The union has lodged a dispute to challenge council’s handling of this decision. The council is long on rhetoric and consultant-speak and inadequate with its evidence for the restructure, ASU branch deputy secretary Tash Wark says.
‘The council’s CEO has sent staff a short email which contains lots of “key words” and very little hard evidence of why council is proposing these changes,’ Ms Wark says.
‘The Future Ways of Working’ document contains a lot of clip art and some nebulous ideas about “owning relationships”, “strengthening customers” and most chillingly “consolidation of like corporate functions to generate efficiencies, drive more consistent, integrated practices.”
‘The council has yet to provide staff with data for these so-called efficiencies.
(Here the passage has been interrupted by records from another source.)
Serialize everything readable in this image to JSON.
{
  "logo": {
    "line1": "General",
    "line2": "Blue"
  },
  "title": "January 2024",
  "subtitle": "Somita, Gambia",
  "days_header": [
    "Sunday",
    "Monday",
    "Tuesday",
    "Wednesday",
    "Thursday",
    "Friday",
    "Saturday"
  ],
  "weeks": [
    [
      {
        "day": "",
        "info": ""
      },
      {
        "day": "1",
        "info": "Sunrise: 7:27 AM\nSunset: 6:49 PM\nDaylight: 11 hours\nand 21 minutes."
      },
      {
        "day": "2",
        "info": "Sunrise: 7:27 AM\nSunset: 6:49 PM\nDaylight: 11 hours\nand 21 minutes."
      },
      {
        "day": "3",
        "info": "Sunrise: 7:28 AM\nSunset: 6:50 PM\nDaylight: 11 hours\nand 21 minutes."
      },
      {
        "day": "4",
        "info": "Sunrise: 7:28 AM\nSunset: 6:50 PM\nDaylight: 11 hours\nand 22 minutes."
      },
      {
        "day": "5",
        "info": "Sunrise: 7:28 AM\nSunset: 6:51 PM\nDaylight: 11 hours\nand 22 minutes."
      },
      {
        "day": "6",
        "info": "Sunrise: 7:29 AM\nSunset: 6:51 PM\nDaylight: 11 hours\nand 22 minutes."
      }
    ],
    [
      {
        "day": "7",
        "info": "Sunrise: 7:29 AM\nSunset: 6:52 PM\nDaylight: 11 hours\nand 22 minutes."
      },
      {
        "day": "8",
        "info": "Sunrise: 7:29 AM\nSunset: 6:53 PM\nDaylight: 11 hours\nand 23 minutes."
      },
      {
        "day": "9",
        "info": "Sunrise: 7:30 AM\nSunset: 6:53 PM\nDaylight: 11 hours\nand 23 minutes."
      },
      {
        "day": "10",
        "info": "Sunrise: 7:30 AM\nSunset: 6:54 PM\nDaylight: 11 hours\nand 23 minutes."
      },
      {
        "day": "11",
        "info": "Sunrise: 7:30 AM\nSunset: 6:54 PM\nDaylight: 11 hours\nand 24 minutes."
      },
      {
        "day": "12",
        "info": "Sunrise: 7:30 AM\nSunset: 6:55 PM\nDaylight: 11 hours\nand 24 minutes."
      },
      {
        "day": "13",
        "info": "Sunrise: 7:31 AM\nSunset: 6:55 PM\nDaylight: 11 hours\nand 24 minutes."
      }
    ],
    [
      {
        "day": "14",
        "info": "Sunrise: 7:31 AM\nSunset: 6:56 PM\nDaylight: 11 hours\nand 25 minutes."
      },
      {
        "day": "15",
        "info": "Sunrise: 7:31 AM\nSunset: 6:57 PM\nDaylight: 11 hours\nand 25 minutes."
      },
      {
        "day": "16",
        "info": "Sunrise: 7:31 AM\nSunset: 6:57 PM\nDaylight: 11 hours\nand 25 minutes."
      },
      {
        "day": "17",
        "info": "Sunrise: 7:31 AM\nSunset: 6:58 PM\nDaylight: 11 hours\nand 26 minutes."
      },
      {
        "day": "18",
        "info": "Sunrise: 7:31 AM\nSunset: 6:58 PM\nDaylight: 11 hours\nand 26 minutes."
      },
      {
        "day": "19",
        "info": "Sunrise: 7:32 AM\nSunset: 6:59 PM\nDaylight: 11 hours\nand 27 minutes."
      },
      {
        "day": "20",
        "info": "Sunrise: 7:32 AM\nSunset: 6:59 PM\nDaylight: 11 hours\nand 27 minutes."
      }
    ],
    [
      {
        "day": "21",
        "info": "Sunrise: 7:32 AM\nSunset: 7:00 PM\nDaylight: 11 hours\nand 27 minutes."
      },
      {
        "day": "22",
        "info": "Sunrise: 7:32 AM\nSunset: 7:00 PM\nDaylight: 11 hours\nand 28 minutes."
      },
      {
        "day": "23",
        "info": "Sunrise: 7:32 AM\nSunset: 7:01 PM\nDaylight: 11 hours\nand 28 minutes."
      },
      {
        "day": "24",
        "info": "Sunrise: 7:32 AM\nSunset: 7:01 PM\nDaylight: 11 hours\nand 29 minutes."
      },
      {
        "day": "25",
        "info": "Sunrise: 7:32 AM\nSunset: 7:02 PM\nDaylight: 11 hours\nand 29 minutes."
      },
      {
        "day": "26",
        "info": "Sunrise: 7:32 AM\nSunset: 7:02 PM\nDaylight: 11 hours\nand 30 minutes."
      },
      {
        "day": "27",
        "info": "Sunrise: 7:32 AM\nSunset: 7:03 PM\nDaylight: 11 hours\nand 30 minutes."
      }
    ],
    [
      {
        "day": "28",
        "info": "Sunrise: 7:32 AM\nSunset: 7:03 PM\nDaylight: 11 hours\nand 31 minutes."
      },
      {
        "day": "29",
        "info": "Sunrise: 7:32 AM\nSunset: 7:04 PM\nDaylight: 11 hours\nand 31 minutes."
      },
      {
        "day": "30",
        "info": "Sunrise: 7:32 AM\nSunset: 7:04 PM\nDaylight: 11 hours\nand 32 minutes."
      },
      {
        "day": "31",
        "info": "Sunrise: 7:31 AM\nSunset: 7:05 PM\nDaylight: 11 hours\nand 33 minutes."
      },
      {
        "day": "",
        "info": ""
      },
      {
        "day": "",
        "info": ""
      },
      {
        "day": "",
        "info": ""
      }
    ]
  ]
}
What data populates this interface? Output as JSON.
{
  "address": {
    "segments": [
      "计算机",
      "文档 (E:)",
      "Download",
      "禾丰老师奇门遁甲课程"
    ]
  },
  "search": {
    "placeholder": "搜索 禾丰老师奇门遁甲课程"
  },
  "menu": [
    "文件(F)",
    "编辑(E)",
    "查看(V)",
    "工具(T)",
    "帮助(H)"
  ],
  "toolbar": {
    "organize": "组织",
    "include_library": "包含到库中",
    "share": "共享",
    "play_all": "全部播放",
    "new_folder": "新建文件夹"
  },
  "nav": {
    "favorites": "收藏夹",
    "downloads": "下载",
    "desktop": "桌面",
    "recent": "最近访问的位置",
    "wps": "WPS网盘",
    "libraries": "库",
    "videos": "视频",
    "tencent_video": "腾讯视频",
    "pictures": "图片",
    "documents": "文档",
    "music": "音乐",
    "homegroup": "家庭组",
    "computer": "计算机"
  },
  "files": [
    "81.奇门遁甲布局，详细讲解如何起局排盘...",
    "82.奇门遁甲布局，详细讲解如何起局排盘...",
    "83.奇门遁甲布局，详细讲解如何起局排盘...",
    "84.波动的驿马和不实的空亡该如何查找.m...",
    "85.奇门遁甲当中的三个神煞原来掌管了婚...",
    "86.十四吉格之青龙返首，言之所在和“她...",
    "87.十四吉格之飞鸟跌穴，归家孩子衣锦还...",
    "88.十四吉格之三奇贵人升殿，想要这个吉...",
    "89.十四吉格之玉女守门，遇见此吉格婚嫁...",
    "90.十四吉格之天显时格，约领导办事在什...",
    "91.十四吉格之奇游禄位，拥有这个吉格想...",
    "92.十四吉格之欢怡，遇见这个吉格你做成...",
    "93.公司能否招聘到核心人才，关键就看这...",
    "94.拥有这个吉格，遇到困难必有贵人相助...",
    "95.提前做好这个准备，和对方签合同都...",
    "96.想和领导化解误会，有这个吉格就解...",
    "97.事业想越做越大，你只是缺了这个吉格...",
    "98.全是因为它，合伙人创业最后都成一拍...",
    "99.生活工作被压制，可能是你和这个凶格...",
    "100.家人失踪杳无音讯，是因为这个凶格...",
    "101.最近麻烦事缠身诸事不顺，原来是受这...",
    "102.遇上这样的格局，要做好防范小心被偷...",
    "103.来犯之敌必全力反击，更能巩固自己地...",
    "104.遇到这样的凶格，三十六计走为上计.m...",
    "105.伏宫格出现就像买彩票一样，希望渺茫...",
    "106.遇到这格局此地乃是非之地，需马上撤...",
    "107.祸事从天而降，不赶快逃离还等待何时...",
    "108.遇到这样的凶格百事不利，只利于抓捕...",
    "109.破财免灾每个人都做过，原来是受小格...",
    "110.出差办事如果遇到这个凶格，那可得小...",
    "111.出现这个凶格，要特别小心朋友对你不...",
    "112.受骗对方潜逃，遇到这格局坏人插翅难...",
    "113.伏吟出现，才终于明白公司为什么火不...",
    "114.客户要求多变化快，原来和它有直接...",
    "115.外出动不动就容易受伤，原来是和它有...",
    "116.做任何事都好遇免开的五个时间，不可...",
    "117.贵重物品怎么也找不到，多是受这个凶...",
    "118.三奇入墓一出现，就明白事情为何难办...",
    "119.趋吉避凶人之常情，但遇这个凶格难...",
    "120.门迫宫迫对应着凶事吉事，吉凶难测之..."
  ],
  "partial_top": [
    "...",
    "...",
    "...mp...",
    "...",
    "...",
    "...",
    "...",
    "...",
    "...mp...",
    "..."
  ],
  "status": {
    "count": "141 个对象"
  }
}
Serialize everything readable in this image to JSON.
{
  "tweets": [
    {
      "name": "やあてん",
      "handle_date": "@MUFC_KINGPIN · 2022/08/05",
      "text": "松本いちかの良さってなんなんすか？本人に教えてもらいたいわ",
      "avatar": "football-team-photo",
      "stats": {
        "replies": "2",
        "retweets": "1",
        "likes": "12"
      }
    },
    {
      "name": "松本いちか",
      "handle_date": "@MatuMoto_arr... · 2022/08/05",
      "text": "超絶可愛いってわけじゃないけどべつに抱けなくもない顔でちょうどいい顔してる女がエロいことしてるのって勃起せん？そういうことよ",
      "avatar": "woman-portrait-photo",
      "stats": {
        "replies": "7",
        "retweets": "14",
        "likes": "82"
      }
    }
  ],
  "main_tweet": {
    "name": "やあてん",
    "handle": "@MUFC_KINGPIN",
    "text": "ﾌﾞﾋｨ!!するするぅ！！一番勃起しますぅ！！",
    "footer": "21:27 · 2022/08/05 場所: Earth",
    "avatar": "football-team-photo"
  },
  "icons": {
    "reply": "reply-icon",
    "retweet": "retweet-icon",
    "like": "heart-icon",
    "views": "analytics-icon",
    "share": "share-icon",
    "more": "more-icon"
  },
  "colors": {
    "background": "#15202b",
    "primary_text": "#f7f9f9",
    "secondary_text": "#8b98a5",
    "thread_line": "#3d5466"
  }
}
Why isn’t it being provided to the very staff who will bear the brunt of the cuts? It’s dangerous for Geelong City’s CEO to suggest the council is “trending into a negative underlying financial position” without providing facts to staff, and it’s appalling that, once again, staff are paying the price for executive mismanagement.
‘No-one ever sees a senior executive at the City of Greater Geelong put their hand up to admit mistakes or offer to take a pay cut. Instead there’s silence and the usual round of redundancies for people who have done nothing but serve the public.
It’s time for Council to cease their rhetoric and provide hard facts about the proposed decisions, because they affect our members’ working lives and directly impact the community. It seems the City of Greater Geelong has learned little from the 2015 Cultural Review and the 2016 Commission of Inquiry about the need for openness and transparency.’